T-Mobile’s page for consumer information is here.

“Customers should definitely bring their phones into a retail store,” T-Mobile told us yesterday. “We’ll give them new accessories, whatever they have that they got with their Note 7, we’ll take care of it.”

The representative also stressed that it doesn’t matter if the phone is damaged, that affected Note 7 owners can exchange their devices for any other phone in the store’s inventory, and that they can still keep any purchase or signing bonus or goodies they received initially.

T-Mobile also says that customers who cannot go to a store can call (844) 275-9309 to get “any device of your choice in our inventory” sent with free next-day shipping. However, consumers should note that does not actually guarantee that there will be a Note 7 in the warehouse inventory to send; waiting for one of those may take a while.

Verizon:

Verizon’s page for consumer information is here.

Yesterday a representative for Verizon confirmed to Consumerist that owners should go back to the same retail location where they bought the phone. If you got yours at a Verizon store, go back to the same one. If you got yours from a third-party store, like Best Buy, you should go back there. If you bought it from Samsung, you have to contact them.

Verizon customers who bought from the Verizon website are also asked to go to a corporate store (different from an “authorized retailer”) to process the exchange if at all possible.

Verizon is waiving the restocking fee for any customer returning or exchanging a Galaxy Note 7, Verizon confirmed, so if a representative in-store tells you otherwise, they’re wrong. Verizon is also accepting damaged phones for the recall, so if an in-store representative says they can’t, they’re wrong too.

Samsung.com:

Samsung asks consumers who bought directly from them to call 1-844-365-6197 for further help and instructions.

It is true that FedEx will not take your old phone, if Samsung asks you to ship it back. “The FAA prohibits FedEx from shipping recalled or defective lithium batteries on our aircraft.
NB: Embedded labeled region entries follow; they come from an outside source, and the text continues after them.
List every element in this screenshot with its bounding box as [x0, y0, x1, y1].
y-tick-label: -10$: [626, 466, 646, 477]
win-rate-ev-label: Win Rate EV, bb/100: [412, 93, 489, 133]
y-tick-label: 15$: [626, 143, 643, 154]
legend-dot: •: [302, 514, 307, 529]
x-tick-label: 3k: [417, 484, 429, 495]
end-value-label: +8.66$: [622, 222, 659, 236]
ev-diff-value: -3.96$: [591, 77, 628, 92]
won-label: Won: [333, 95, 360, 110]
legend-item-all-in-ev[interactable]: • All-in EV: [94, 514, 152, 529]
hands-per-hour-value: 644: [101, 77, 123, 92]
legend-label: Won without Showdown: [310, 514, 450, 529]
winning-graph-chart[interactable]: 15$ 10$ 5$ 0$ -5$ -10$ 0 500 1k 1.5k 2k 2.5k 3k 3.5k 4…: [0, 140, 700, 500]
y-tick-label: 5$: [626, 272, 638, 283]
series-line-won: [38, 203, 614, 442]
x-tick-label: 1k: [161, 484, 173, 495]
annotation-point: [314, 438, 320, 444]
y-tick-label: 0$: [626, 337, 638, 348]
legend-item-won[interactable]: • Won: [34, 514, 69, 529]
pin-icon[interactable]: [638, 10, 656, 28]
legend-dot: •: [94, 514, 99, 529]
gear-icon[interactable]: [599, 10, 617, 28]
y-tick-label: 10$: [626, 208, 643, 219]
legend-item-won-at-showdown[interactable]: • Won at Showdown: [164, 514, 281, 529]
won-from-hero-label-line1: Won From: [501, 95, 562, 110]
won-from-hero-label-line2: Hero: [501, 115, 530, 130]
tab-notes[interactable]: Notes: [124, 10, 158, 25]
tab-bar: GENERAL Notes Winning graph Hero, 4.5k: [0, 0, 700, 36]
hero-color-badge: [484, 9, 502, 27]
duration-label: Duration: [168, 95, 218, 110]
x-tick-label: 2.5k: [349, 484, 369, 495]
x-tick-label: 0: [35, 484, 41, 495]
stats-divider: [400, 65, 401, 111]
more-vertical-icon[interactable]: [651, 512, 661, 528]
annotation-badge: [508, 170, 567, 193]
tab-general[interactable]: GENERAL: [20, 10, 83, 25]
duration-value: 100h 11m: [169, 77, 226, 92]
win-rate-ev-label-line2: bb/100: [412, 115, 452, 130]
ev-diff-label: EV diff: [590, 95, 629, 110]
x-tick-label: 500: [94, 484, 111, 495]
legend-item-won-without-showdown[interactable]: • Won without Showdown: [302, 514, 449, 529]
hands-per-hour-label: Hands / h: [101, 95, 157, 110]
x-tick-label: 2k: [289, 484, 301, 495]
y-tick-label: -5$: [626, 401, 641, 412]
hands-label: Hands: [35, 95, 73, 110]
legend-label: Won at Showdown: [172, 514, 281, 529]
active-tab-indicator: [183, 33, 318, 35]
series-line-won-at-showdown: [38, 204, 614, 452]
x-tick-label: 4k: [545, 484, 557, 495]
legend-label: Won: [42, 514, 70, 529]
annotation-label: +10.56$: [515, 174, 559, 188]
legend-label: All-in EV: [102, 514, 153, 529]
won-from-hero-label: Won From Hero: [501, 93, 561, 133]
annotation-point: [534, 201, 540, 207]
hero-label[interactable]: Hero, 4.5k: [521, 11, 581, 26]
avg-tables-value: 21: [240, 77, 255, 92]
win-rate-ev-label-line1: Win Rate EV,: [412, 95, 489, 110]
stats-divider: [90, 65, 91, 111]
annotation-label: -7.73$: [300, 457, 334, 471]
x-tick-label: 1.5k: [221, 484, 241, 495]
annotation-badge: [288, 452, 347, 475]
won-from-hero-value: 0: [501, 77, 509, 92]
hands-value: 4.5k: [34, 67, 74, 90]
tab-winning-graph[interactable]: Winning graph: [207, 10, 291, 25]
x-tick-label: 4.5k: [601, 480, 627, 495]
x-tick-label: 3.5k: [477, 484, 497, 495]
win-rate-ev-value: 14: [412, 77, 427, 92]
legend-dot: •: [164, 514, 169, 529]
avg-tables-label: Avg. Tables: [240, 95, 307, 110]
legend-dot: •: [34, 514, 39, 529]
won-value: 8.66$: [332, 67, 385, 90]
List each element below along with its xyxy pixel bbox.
As such, effectively immediately, FedEx Express will not accept recalled Galaxy Note7 devices in its network … FedEx will not accept shipments of any Galaxy Note7 devices at any of our retail locations or drop boxes,” a FedEx representative told Consumerist. Only shipments from authorized distributors and retailers will be collected, and those shipments have to meet strict criteria and can only travel through FedEx Ground services.

We also asked UPS for their policy; as yet, we have not heard back, though we will update if/when we do. However, given that the FAA restriction applies to all air carriers, its statement is likely to be similar.
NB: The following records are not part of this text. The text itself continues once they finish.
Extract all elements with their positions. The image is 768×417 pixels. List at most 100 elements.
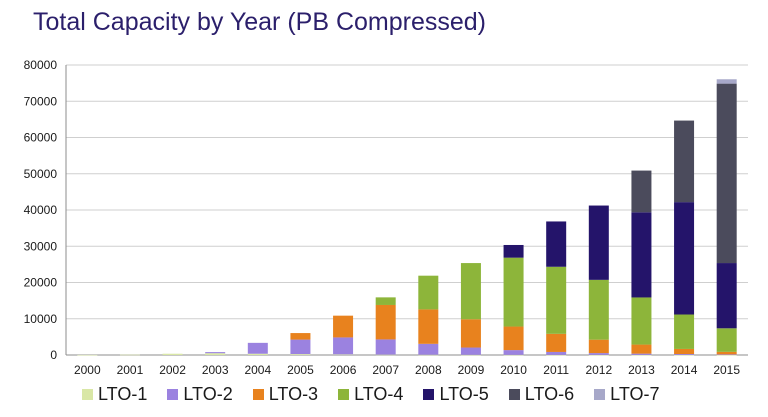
legend-item: LTO-5	[423, 384, 489, 405]
x-tick-label: 2007	[372, 363, 399, 377]
bar-segment-lto-6	[716, 83, 737, 264]
bar-segment-lto-1	[631, 354, 652, 356]
bar-segment-lto-4	[631, 297, 652, 345]
bar-segment-lto-2	[588, 353, 609, 355]
bar-segment-lto-6	[674, 120, 695, 203]
bar-segment-lto-5	[546, 221, 567, 267]
legend-swatch	[167, 389, 179, 400]
bar-segment-lto-4	[375, 297, 396, 305]
bar-segment-lto-1	[375, 354, 396, 356]
bar-segment-lto-1	[290, 354, 311, 355]
bar-segment-lto-1	[418, 354, 439, 356]
bar-segment-lto-1	[460, 354, 481, 356]
legend-swatch	[594, 389, 606, 400]
bar-segment-lto-4	[716, 328, 737, 352]
x-tick-label: 2005	[287, 363, 314, 377]
y-tick-label: 40000	[24, 203, 58, 217]
y-tick-label: 10000	[24, 312, 58, 326]
bar-segment-lto-3	[588, 339, 609, 354]
bar-segment-lto-4	[546, 266, 567, 334]
bar-segment-lto-2	[418, 343, 439, 355]
bar-segment-lto-3	[418, 309, 439, 344]
bar-segment-lto-1	[333, 354, 354, 355]
bar-segment-lto-3	[631, 344, 652, 354]
bar-segment-lto-3	[546, 333, 567, 352]
x-tick-label: 2011	[543, 363, 569, 377]
x-tick-label: 2012	[585, 363, 612, 377]
legend-item: LTO-7	[594, 384, 660, 405]
bar-segment-lto-4	[674, 314, 695, 349]
legend-item: LTO-1	[82, 384, 147, 405]
y-tick-label: 60000	[24, 131, 58, 145]
legend-item: LTO-4	[338, 384, 403, 405]
bar-segment-lto-4	[460, 263, 481, 320]
x-tick-label: 2015	[713, 363, 740, 377]
bar-segment-lto-4	[418, 275, 439, 310]
bar-segment-lto-7	[716, 79, 737, 84]
bar-segment-lto-2	[205, 352, 226, 354]
legend-item: LTO-3	[252, 384, 319, 405]
bar-segment-lto-4	[503, 257, 524, 327]
x-tick-label: 2014	[671, 363, 698, 377]
legend-label: LTO-4	[354, 384, 404, 404]
bar-segment-lto-1	[503, 354, 524, 356]
y-tick-label: 30000	[24, 239, 58, 253]
x-tick-label: 2010	[500, 363, 527, 377]
bar-segment-lto-1	[205, 353, 226, 355]
bar-segment-lto-2	[375, 339, 396, 355]
x-tick-label: 2006	[330, 363, 357, 377]
legend-label: LTO-7	[610, 384, 660, 404]
y-tick-label: 0	[50, 348, 57, 362]
bar-segment-lto-2	[716, 354, 737, 355]
bar-segment-lto-1	[119, 354, 140, 356]
x-tick-label: 2008	[415, 363, 442, 377]
bar-segment-lto-1	[674, 354, 695, 356]
x-tick-label: 2001	[117, 363, 144, 377]
bar-segment-lto-1	[77, 354, 98, 356]
bar-segment-lto-1	[247, 353, 268, 355]
bar-segment-lto-5	[674, 202, 695, 315]
bar-segment-lto-2	[247, 342, 268, 354]
bar-segment-lto-3	[290, 333, 311, 340]
bar-segment-lto-5	[716, 263, 737, 329]
bar-segment-lto-3	[503, 326, 524, 351]
x-tick-label: 2009	[458, 363, 485, 377]
bar-segment-lto-3	[716, 351, 737, 355]
bar-segment-lto-3	[333, 315, 354, 338]
bar-segment-lto-3	[674, 348, 695, 355]
legend-item: LTO-2	[167, 384, 233, 405]
bar-segment-lto-3	[460, 319, 481, 348]
legend-swatch	[423, 389, 435, 400]
bar-segment-lto-2	[674, 354, 695, 355]
x-tick-label: 2004	[244, 363, 271, 377]
legend-label: LTO-1	[98, 384, 148, 404]
y-tick-label: 50000	[24, 167, 58, 181]
bar-segment-lto-1	[716, 354, 737, 356]
y-tick-label: 20000	[24, 276, 58, 290]
legend-swatch	[508, 389, 520, 400]
bar-segment-lto-2	[631, 353, 652, 355]
bar-segment-lto-1	[162, 353, 183, 355]
bar-segment-lto-1	[546, 354, 567, 356]
bar-segment-lto-5	[631, 212, 652, 298]
legend-swatch	[252, 389, 264, 400]
bar-segment-lto-1	[588, 354, 609, 356]
x-tick-label: 2002	[159, 363, 186, 377]
bar-segment-lto-2	[503, 350, 524, 355]
legend-swatch	[338, 389, 350, 400]
bar-segment-lto-5	[588, 205, 609, 280]
chart-title: Total Capacity by Year (PB Compressed)	[33, 8, 486, 36]
bar-segment-lto-3	[375, 304, 396, 340]
legend-label: LTO-5	[439, 384, 489, 404]
y-tick-label: 70000	[24, 94, 58, 108]
bar-segment-lto-4	[588, 279, 609, 340]
legend-swatch	[82, 389, 93, 400]
chart-legend: LTO-1 LTO-2 LTO-3 LTO-4 LTO-5 LTO-6 LTO-7	[82, 384, 680, 405]
legend-label: LTO-3	[268, 384, 319, 404]
bar-segment-lto-2	[290, 339, 311, 355]
bar-segment-lto-2	[460, 347, 481, 355]
legend-label: LTO-6	[524, 384, 575, 404]
legend-item: LTO-6	[508, 384, 575, 405]
y-tick-label: 80000	[24, 58, 58, 72]
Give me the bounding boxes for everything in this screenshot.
The USPS will ship the recalled Note 7 phones, a spokesperson told us, but with restrictions. They can only travel Retail Ground / Parcel Select, must be sent in rigid packaging (a cardboard box as opposed to a bubble envelope), and must be clearly marked with a Surface Transportation Only label. They also are prohibited in international mail, “including mail to and from Army Post Offices, Fleet Post Offices and Diplomatic Post Offices.”

All of this leaves one big gaping question for consumers: if you bought the phone from Samsung, and Samsung requires you to send it back but no actual shipping company they can send you a label for will take it, what are you supposed to do?

We asked Samsung exactly that: what should customers who ordered Note 7 devices from Samsung.com do now?

A spokesperson for the company responded, “We are grateful to Samsung.com Note7 customers, and all of our customers, for their patience during this time,” which part you’d expect. Taking it seriously, and all.

As for the specifics, Samsung, well, wasn’t. “We have Note7 replacement units available for those who purchased a Note7 device on Samsung.com and have leveraged multiple touchpoints to reach them, including direct communications, social media and marketing,” the spokesperson said. “Should a customer purchase their phone from Samsung.com, we provide them with options on how they would like to get their device back to us as well as detailed instructions. We are working as quickly as possible to make the service experience for our customers as quick and smooth as possible.”